Незнакомец-хам в супермаркете – кто знает, с чем ему, изможденному, тонкогубому, приходилось сражаться, – стремился обидеть ее, а на деле разбудил.

Она принялась планировать и мечтать, искать работу в Лагосе. Блейну поначалу ничего не говорила – хотела завершить стипендиальную работу в Принстоне, а затем, когда та завершилась, не сказала, поскольку хотела повременить – чтобы уж не сомневаться. Однако шли недели, а не сомневаться все не получалось. И потому Ифемелу сказала ему, что возвращается домой, и добавила:

– Мне надо, – зная, что он распознает в ее словах необратимость.

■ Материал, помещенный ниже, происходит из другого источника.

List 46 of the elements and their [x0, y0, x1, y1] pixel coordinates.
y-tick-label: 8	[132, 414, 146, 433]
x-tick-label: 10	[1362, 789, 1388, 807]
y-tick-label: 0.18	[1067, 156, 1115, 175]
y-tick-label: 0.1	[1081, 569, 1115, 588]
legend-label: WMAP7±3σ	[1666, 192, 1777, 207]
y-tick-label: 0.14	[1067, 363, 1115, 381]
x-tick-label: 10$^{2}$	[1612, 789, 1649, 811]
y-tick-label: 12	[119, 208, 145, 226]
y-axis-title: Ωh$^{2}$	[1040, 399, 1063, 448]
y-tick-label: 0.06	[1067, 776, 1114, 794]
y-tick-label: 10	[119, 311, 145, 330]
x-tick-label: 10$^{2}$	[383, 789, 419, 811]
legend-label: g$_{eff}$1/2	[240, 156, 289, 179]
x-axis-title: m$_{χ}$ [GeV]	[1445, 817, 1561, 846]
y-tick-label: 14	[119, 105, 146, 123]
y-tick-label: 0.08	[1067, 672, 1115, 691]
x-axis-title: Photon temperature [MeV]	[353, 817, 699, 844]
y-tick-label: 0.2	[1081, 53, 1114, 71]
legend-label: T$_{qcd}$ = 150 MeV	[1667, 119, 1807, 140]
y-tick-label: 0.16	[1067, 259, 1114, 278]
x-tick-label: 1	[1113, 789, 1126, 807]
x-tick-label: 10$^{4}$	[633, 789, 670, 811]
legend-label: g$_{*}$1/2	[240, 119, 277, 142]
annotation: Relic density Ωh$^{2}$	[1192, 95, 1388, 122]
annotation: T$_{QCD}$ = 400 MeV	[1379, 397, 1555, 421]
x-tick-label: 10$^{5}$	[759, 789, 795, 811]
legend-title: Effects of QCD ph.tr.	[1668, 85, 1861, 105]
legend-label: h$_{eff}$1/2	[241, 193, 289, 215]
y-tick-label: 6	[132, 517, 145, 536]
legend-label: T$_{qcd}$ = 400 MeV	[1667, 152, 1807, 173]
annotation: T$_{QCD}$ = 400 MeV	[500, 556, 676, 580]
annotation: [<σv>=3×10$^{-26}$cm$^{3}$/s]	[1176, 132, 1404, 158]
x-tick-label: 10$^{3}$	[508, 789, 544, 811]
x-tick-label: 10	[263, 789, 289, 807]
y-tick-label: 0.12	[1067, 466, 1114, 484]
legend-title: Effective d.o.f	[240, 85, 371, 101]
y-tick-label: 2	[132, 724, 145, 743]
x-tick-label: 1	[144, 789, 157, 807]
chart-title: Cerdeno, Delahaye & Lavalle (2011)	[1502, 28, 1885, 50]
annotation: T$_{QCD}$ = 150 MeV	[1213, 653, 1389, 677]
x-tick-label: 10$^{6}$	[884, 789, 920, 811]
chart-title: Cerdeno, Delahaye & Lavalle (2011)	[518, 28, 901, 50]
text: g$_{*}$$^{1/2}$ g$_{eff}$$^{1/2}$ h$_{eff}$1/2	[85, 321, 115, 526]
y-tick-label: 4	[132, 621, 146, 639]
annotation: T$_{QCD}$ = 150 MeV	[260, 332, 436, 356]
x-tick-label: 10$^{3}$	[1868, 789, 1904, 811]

– Почему? – спросил Блейн, едва ли не машинально, ошарашенный ее объявлением. Они сидели у него в гостиной в Нью-Хейвене, в волнах тихого джаза и дневного света, она смотрела на него, своего доброго оторопелого мужчину, и ощущала, как этот день приобретает печальное, эпохальное свойство. Они прожили вместе три года, три года вдоль отутюженной складки, вплоть до единственной ссоры, несколько месяцев назад, когда взгляд у Блейна заиндевел от осуждения и он отказался с ней разговаривать. Но ту ссору они пережили в основном благодаря Бараку Обаме, воссоединились вновь – общей на двоих страстью. В ночь выборов, перед тем как Блейн с мокрым от слез лицом поцеловал Ифемелу, он ее крепко обнял, словно победа Обамы была их личной победой. А теперь она говорила ему, что все кончено. «Почему?» – спросил он. У себя на занятиях он рассказывал об оттенках и сложности, а тут затребовал единое объяснение, причину. Однако прямого озарения у нее не случилось, причины не было, просто оседала слой за слоем неудовлетворенность, из нее сложился груз, он-то и двигал Ифемелу. Этого она Блейну не сказала: ему было бы обидно узнать, что все это началось у нее не вчера, что их отношения – все равно что радоваться своему дому, но вечно сидеть у окна и смотреть наружу.

– Возьми растение, – сказал он ей в тот день, когда они виделись в последний раз, когда она собирала вещи, что держала у него в квартире. Вид у него был побитый, он стоял на кухне, поникнув плечами. Растение было его, из этого дома, бодрые зеленые листочки на трех бамбуковых стеблях, и когда она приняла его, внезапное сокрушительное одиночество пронзило Ифемелу и застряло у нее внутри на многие недели. Время от времени она ощущала это одиночество до сих пор. Как можно скучать по чему-то, чего уже не хочешь? Блейну было нужно то, чего она не могла ему дать, ей – то, что не мог дать он, вот это она оплакивала: утрату чего-то, что было лишь в принципе возможно.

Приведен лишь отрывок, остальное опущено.